Reputation: 95
Let me explain this situation. the thing is i'm currently working with data that is categorized sometimes and sometimes don't. So i decided to use fillna's pandas with 'ffil' as method. I just don't feel this is the optimal and/or cleaner solution. if someone could help me with a better aproach i'll be so grateful. Here some code to demostrate the point:
data = {
"detail":['apple mac', 'apple iphone x', 'samsumg galaxy s10', 'samsumg galaxy s10', 'hp computer'],
'category': ['computer', 'phone', 'phone', np.NaN, np.NaN]
}
df = pd.DataFrame(data)
Returns
detail category
0 apple mac computer
1 apple iphone x phone
2 samsumg galaxy s10 phone
3 samsumg galaxy s10 NaN
4 hp computer NaN
first i filtered detail values without category:
details_without_cats = df[df.category.isnull()].detail.unique()
then i loop through these values to fill if correponds:
for detail_wc in details_without_cats:
df[df.detail == detail_wc] = df[df.detail == detail_wc].fillna(method = 'ffill')
print(df)
returns exactly what i want
detail category
0 apple mac computer
1 apple iphone x phone
2 samsumg galaxy s10 phone
3 samsumg galaxy s10 phone
4 hp computer NaN
the dilemma is as follows. What happens if i have this situation with thousands or millions of samples. Is there a better way? please help
Upvotes: 2
Views: 88
Reputation: 7214
If you want to create a dict of items with values to use later you can do this:
maps = df.dropna().set_index('detail').to_dict()['category']

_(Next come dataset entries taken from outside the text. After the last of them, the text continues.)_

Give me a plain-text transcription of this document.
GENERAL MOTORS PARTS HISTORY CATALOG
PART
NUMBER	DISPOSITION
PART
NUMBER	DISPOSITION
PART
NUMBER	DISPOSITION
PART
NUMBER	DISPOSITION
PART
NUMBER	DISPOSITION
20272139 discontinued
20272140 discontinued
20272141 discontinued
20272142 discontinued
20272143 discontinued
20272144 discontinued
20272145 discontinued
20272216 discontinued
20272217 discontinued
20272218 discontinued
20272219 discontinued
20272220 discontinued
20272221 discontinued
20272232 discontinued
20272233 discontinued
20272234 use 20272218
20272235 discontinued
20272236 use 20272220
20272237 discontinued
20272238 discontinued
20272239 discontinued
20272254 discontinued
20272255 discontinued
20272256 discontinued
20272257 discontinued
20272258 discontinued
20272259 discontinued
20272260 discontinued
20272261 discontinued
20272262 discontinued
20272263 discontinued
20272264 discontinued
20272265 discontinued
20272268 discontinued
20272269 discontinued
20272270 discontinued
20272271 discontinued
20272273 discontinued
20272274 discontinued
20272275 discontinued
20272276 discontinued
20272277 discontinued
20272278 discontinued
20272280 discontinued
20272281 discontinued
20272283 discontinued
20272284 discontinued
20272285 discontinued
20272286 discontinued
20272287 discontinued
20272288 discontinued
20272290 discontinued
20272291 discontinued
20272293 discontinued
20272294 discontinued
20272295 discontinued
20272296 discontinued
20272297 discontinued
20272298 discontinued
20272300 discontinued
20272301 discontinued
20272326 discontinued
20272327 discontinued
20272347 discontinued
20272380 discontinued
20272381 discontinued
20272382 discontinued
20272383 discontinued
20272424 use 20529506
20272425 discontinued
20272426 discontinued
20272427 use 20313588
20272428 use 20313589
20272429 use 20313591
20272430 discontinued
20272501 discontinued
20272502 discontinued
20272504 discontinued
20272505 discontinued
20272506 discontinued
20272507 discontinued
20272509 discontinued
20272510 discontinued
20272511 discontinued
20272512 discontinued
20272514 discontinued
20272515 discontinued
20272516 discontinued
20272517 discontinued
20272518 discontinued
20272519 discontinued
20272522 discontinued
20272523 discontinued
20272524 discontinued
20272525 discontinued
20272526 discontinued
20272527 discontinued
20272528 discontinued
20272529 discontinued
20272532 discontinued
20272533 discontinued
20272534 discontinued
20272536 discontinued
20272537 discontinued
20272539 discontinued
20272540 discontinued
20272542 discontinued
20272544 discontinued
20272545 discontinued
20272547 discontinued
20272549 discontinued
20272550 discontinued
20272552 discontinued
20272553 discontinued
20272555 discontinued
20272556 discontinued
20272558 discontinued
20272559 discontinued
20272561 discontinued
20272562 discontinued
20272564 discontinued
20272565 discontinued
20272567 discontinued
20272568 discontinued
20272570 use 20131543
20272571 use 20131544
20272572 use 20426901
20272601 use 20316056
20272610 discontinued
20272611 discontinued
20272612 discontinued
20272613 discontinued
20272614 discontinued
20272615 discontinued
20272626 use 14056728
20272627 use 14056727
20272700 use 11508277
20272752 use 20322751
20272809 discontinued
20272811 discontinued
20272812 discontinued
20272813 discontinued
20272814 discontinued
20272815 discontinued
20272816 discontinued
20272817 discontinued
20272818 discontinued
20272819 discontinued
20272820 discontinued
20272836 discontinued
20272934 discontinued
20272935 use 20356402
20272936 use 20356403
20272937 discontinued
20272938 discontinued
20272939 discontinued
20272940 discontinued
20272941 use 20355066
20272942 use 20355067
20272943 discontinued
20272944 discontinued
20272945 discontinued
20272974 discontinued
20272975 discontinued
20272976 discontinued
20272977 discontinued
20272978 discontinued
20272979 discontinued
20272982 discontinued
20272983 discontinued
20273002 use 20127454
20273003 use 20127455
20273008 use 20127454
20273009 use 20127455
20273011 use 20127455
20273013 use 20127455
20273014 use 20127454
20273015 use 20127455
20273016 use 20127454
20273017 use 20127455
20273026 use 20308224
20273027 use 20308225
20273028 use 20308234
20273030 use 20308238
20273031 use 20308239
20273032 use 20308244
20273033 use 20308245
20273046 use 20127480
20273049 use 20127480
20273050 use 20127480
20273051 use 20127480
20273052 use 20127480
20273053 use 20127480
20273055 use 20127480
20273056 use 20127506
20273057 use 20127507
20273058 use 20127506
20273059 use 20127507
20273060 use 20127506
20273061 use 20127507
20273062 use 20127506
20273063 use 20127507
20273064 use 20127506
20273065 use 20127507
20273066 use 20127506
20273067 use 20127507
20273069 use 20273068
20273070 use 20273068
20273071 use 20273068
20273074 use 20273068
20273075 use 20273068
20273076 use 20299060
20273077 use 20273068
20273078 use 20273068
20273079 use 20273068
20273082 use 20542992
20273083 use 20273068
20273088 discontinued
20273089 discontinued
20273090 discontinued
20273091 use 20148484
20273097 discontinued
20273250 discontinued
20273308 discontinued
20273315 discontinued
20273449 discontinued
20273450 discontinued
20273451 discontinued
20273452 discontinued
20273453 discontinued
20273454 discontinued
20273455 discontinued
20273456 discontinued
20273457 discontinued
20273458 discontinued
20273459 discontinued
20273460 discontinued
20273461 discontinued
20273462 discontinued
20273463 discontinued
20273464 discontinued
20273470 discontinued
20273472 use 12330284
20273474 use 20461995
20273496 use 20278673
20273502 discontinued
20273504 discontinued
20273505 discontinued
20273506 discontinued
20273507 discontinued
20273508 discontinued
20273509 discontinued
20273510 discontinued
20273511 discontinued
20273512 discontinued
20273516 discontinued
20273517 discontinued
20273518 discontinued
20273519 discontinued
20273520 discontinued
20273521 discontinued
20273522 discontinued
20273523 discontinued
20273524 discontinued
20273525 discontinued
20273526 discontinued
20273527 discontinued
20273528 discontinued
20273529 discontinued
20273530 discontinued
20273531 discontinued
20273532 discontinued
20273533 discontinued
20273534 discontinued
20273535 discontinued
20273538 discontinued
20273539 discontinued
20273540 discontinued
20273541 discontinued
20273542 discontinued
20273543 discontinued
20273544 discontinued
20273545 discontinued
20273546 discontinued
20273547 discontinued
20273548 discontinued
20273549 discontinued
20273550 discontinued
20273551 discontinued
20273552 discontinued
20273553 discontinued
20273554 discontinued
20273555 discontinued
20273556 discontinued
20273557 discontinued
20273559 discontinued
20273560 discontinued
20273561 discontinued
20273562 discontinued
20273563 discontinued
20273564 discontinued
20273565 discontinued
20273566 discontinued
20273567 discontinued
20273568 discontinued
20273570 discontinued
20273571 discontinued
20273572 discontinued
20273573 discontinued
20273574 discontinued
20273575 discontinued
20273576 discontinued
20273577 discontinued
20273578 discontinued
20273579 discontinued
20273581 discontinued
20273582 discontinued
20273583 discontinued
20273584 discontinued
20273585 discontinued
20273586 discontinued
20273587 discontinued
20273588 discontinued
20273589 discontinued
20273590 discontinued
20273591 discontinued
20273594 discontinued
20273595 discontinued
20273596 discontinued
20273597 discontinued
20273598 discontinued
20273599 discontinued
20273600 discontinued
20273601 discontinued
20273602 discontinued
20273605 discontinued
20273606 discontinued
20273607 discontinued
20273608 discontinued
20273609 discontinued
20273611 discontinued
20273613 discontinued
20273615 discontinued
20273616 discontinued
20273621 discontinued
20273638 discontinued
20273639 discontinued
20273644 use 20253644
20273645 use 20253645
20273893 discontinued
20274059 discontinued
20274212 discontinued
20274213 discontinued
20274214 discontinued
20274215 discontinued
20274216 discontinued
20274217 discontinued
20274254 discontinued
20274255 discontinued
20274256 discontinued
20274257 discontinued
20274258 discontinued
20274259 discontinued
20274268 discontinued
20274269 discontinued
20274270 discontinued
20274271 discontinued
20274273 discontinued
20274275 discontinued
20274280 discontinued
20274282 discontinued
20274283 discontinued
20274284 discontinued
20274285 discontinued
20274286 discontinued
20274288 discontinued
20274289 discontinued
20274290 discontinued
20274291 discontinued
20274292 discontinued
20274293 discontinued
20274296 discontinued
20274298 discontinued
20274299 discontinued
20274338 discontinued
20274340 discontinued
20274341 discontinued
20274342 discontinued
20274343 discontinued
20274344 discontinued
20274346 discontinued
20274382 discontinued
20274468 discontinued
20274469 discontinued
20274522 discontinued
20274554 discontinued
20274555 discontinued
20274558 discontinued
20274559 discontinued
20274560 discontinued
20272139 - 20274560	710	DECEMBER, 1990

df['category'] = df.set_index('detail').index.map(maps)
maps
{'apple mac': 'computer',
'apple iphone x': 'phone',
'samsumg galaxy s10': 'phone'}
output:
detail category
0 apple mac computer
1 apple iphone x phone
2 samsumg galaxy s10 phone
3 samsumg galaxy s10 phone
4 hp computer NaN
Upvotes: 1
Reputation: 323306
We can do
df['category']=df.groupby('detail')['category'].ffill()
df
detail category
0 apple mac computer
1 apple iphone x phone
2 samsumg galaxy s10 phone
3 samsumg galaxy s10 phone
4 hp computer NaN
Upvotes: 1